En arrivant devant la salle de spiritisme, elle ne prit pas le temps de la réflexion. Elle ouvrit en grand les portes... et découvrit Marie de l'Esprit Saint. Un chandelier posé sur la table, elle offrit un sourire amical à la jeune sorcière.
La pièce était restée la même : tous les miroirs tapissant les murs étaient fêlés, preuve de la violence de la séance. La table était craquelée sur toute sa surface, renvoyant des centaines de fois son regard à Léopoldine.
-Je sais ce que vous souhaitez accomplir, fit la grand-mère de Florentin. Je souhaite vous apporter mon soutien.
Léopoldine fronça les sourcils.
-Je ne vois pas de quoi vous parlez, madame.
-Vous allez soigner le mal par le mal.
-Mais encore ? rit la sorcière. Vous avez des idées étranges. Vous devriez...
-Allez dormir ? Je vous rassure, jeune femme, je suis en grande forme.
Elles se défièrent du regard. Finalement, Léopoldine entra complètement dans la pièce... pour sursauter lorsque la porte se referma dans un claquement. Les yeux ronds, elle découvrit mademoiselle Aliénor. Le dos droit, toujours vêtue de sa robe de la journée, elle adressa un sourire à Léopoldine.
Le sourire typique des Millicent. Celui qui n'augurait rien de bon.
-Mademoiselle de Briac... ou plutôt, Marquise d'Aresac. Nous sommes d'accord : il est hors de question d'attendre les bras croisés que mon grand-frère disparaisse de cette terre.
Léopoldine resta un instant silencieuse.
-Vous m'attendiez donc ?
-Le temps nous est compté, alors ne jouons pas sur les mots, fit mademoiselle Aliénor. J'ai une idée pour sauver mon frère.
Elle le lui expliqua rapidement. Lentement, Léopoldine hocha la tête.
-J'avais la même idée en tête.
-Bien. Cela nous facilite la tâche : vous vous chargez de cela. Pendant ce temps, ma grand-mère et moi, nous nous occuperons de votre protection sur le plan physique.
-Vous ?
Mamie Millicent, comme l'appelaient ses petits-enfants, acquiesça.

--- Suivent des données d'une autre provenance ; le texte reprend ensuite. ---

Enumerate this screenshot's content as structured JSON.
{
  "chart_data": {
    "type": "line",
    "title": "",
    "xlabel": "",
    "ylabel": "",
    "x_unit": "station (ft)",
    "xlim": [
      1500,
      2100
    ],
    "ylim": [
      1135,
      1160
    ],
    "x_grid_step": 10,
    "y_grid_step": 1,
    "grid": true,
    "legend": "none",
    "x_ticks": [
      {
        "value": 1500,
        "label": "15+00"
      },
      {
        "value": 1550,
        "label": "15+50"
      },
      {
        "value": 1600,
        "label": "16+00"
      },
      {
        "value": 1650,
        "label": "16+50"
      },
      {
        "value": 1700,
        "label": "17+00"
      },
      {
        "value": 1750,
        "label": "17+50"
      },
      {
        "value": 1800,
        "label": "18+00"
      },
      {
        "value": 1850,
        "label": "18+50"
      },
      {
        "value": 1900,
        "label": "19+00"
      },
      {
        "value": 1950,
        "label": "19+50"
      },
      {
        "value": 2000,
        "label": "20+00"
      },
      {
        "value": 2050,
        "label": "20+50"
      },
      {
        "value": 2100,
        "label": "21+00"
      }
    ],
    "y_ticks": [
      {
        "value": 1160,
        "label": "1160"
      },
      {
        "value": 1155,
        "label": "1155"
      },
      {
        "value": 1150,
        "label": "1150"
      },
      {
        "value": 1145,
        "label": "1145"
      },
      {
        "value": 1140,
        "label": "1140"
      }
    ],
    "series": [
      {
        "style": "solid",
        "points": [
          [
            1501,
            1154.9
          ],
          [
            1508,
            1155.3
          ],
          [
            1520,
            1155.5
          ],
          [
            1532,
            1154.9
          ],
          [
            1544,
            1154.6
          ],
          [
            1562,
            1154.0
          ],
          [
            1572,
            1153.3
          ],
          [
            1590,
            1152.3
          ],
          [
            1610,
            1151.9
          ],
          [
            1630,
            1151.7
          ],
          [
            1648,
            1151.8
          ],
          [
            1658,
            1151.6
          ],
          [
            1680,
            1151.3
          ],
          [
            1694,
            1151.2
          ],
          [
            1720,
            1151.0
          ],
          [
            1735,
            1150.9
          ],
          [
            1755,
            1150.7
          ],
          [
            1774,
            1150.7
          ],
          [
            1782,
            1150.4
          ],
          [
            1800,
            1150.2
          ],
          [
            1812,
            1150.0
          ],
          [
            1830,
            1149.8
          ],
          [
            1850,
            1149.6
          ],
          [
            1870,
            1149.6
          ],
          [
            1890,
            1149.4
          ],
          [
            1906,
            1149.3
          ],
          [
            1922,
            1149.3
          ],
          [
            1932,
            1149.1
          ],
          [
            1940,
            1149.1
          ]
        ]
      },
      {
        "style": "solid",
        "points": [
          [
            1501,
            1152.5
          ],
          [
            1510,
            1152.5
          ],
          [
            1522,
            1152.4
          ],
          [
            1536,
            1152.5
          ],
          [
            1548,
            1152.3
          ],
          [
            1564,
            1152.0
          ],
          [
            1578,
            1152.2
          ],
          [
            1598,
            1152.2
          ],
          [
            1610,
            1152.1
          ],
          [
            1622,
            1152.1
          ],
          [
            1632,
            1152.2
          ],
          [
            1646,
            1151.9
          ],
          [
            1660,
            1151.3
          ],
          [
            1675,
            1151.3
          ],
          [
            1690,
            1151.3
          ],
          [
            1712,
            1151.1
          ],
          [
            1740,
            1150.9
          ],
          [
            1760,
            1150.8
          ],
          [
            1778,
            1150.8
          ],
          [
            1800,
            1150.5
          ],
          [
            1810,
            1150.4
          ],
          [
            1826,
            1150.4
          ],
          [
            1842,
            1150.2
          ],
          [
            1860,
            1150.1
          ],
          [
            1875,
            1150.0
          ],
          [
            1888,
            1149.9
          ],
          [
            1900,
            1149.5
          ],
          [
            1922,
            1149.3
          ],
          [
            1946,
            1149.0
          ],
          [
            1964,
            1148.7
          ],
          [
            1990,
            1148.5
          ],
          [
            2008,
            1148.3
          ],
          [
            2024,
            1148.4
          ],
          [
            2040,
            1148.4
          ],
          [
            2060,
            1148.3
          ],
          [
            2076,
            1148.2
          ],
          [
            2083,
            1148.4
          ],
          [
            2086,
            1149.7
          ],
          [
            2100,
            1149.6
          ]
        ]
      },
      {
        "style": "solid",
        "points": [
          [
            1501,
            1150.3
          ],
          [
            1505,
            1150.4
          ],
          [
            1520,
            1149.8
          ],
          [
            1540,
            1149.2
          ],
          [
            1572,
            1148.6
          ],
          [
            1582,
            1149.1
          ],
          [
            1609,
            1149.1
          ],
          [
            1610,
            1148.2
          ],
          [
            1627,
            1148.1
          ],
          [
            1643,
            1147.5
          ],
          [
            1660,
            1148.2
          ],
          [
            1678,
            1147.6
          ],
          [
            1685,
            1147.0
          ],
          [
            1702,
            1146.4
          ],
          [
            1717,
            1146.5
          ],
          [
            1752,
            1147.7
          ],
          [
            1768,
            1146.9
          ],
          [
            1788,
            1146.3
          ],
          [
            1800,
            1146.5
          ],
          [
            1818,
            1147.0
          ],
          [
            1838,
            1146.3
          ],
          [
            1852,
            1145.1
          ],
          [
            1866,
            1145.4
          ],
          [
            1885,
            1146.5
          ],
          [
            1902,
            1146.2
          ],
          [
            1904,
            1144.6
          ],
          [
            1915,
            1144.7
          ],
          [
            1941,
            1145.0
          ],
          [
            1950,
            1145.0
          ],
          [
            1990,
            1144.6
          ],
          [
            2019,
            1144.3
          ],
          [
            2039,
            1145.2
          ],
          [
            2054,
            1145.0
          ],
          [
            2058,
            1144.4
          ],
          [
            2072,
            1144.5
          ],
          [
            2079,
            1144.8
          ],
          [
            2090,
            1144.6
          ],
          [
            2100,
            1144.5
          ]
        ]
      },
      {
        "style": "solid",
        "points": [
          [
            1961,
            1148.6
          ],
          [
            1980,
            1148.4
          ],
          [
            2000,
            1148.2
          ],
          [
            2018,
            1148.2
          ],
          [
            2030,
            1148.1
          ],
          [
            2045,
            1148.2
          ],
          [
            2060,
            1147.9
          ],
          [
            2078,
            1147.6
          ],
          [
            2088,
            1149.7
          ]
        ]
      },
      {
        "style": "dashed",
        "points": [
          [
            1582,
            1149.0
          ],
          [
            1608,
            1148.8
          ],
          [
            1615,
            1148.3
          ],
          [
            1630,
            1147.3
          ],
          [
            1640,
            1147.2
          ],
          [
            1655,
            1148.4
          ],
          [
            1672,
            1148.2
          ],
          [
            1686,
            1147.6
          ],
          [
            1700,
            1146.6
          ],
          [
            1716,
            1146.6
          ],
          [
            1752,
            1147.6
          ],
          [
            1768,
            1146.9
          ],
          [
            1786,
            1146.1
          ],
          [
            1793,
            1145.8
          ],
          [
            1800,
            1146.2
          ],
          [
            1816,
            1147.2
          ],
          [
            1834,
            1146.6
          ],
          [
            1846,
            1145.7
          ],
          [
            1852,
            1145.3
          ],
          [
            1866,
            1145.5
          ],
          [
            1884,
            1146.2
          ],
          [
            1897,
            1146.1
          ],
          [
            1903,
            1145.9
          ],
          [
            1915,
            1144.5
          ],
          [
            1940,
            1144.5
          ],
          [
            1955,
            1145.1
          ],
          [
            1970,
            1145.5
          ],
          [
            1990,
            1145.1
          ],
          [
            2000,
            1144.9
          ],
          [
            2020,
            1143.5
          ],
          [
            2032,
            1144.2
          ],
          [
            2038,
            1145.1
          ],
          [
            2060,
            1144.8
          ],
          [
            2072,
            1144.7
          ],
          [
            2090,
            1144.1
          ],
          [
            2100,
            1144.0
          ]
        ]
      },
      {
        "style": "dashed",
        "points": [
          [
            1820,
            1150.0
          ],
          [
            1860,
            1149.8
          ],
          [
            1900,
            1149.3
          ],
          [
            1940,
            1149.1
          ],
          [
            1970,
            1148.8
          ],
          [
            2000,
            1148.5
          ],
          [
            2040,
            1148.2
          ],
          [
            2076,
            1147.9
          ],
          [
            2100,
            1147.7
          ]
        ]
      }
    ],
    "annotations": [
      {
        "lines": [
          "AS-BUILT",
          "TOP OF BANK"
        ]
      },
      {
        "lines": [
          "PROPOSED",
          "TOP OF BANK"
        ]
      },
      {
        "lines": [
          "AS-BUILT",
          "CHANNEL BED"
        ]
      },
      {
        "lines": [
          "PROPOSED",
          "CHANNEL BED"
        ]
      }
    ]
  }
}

-Ne vous fiez pas aux apparences, jeune femme. Je suis une femme pleine de surprise.
C'était, après tout, la mère d'Angèle de Millicent. Léopoldine ne doutait pas d'elle.
-Très bien. De toute façon, avec ou sans vous, je l'aurais fait.
Elles s'installèrent donc autour de la table. Le plus calmement du monde, mademoiselle Aliénor posa un poignard, un pistolet et quatre couteaux de lancés devant elle. Mamie Millicent, elle, commença à disposer toute une panoplie d'herbes et de bâtonnets sur le miroir brisé de la table.
Prenant une profonde inspiration, les mains jointes devant elle, Léopoldine tenta de calmer son esprit. Lentement, trop lentement à son gout, elle parvint effleurer l'au-delà. À toucher du doigt ce film si fin entre le vivant et le mort. Ses yeux se révulsèrent, sa tête partit en arrière.
Puis elle se retrouva devant les portes entrouvertes des jours plus tôt. Par-delà, elle pouvait voir une nuée de spectres de fantômes, tous tentant de passer le voile de la vie.
Déterminée, la jeune sorcière se tint droite face à cette foule.
-Oh, Cimeriès, Marquis Infernal. Je demande audience avec toi, démon.